Dans le Fouladou, les arguments sanitaires qui ont conduit un fervent défenseur de la tradition à un aveu public

C’est une scène symbolique qui s’est jouée à quelques mètres de la frontière gambienne, sous l’ombre imposante d’un figuier géant. Dans le cadre de la Journée internationale tolérance zéro à l’égard de l’excision, le village de Badiara, situé dans le département de Vélingara, a été le théâtre d’une confrontation d’idées inhabituelle. Initiée par l’ONG Grandmother Project (GMP), cette rencontre visait moins à imposer une directive qu’à ouvrir un dialogue communautaire sur une pratique profondément ancrée.

Le débat, structuré autour d’une approche culturelle inclusive, a permis de mettre en lumière des réalités médicales et religieuses souvent méconnues, provoquant des revirements de situation inattendus parmi les participants.

Un consensus initial difficile à briser

Au démarrage des échanges, la division était palpable au sein de l’assemblée composée d’hommes, de femmes, de jeunes et d’anciens. Pour une partie significative de l’assistance, l’excision demeurait perçue comme une exigence de purification religieuse et un outil de discipline sociale. Moussa Mbaye, père de famille et figure locale, s’est d’abord érigé en défenseur de cette coutume séculaire.

« J’ai clairement dit que j’étais contre toute décision de mettre fin à la pratique de l’excision », a-t-il affirmé en début de séance, contestant la véracité des arguments sanitaires et assurant que ses filles se portaient bien. Cette position, partagée par plusieurs notables, semblait figer le débat dans un statu quo traditionnel.

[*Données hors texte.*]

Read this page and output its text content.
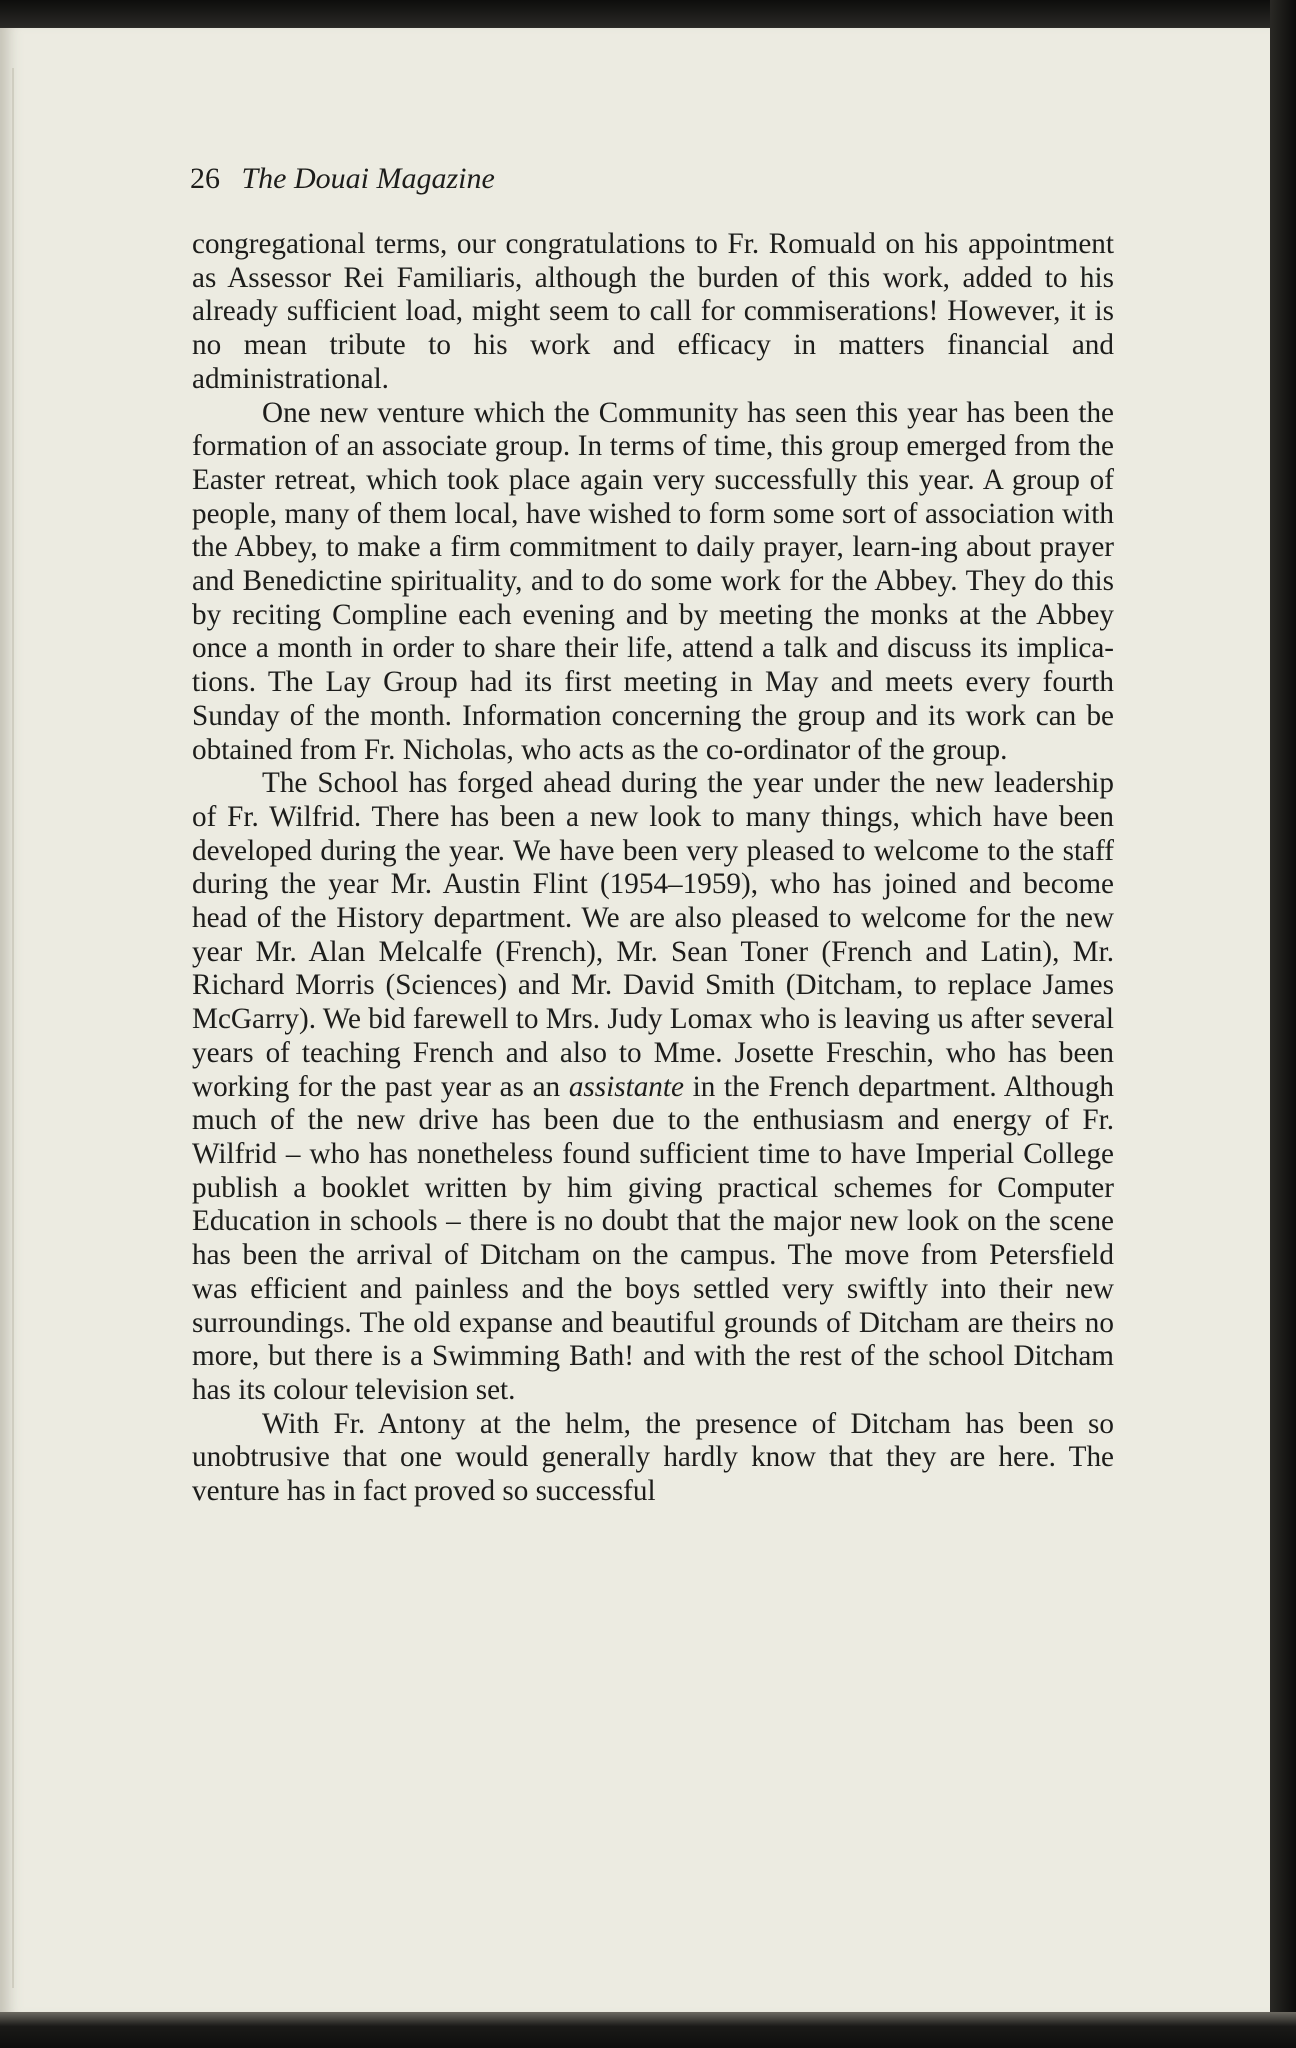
26 The Douai Magazine

congregational terms, our congratulations to Fr. Romuald on his appointment as Assessor Rei Familiaris, although the burden of this work, added to his already sufficient load, might seem to call for commiserations! However, it is no mean tribute to his work and efficacy in matters financial and administrational.

One new venture which the Community has seen this year has been the formation of an associate group. In terms of time, this group emerged from the Easter retreat, which took place again very successfully this year. A group of people, many of them local, have wished to form some sort of association with the Abbey, to make a firm commitment to daily prayer, learn-ing about prayer and Benedictine spirituality, and to do some work for the Abbey. They do this by reciting Compline each evening and by meeting the monks at the Abbey once a month in order to share their life, attend a talk and discuss its implica-tions. The Lay Group had its first meeting in May and meets every fourth Sunday of the month. Information concerning the group and its work can be obtained from Fr. Nicholas, who acts as the co-ordinator of the group.

The School has forged ahead during the year under the new leadership of Fr. Wilfrid. There has been a new look to many things, which have been developed during the year. We have been very pleased to welcome to the staff during the year Mr. Austin Flint (1954–1959), who has joined and become head of the History department. We are also pleased to welcome for the new year Mr. Alan Melcalfe (French), Mr. Sean Toner (French and Latin), Mr. Richard Morris (Sciences) and Mr. David Smith (Ditcham, to replace James McGarry). We bid farewell to Mrs. Judy Lomax who is leaving us after several years of teaching French and also to Mme. Josette Freschin, who has been working for the past year as an assistante in the French department. Although much of the new drive has been due to the enthusiasm and energy of Fr. Wilfrid – who has nonetheless found sufficient time to have Imperial College publish a booklet written by him giving practical schemes for Computer Education in schools – there is no doubt that the major new look on the scene has been the arrival of Ditcham on the campus. The move from Petersfield was efficient and painless and the boys settled very swiftly into their new surroundings. The old expanse and beautiful grounds of Ditcham are theirs no more, but there is a Swimming Bath! and with the rest of the school Ditcham has its colour television set.

With Fr. Antony at the helm, the presence of Ditcham has been so unobtrusive that one would generally hardly know that they are here. The venture has in fact proved so successful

La force des preuves factuelles

La dynamique a basculé suite aux interventions techniques et théologiques. Seyda Yassine Sow Ndiaye, enseignante en langue arabe, a recadré la dimension religieuse en qualifiant l’excision de pratique antéislamique, ni interdite ni recommandée formellement par le Prophète, mais absente dans de grandes nations islamiques comme le Maroc ou l’Arabie Saoudite. Elle a rappelé le principe selon lequel l’Islam rejette toute atteinte à l’intégrité physique.

Sur le plan médical, le témoignage d’Ansatou Baldé, matrone au poste de santé de Saré Nagué, a apporté un éclairage cru sur les conséquences physiologiques. Elle a établi un lien direct entre l’ablation du clitoris et les complications obstétricales, ainsi que les cas de fistules et de rétention d’urine observés localement.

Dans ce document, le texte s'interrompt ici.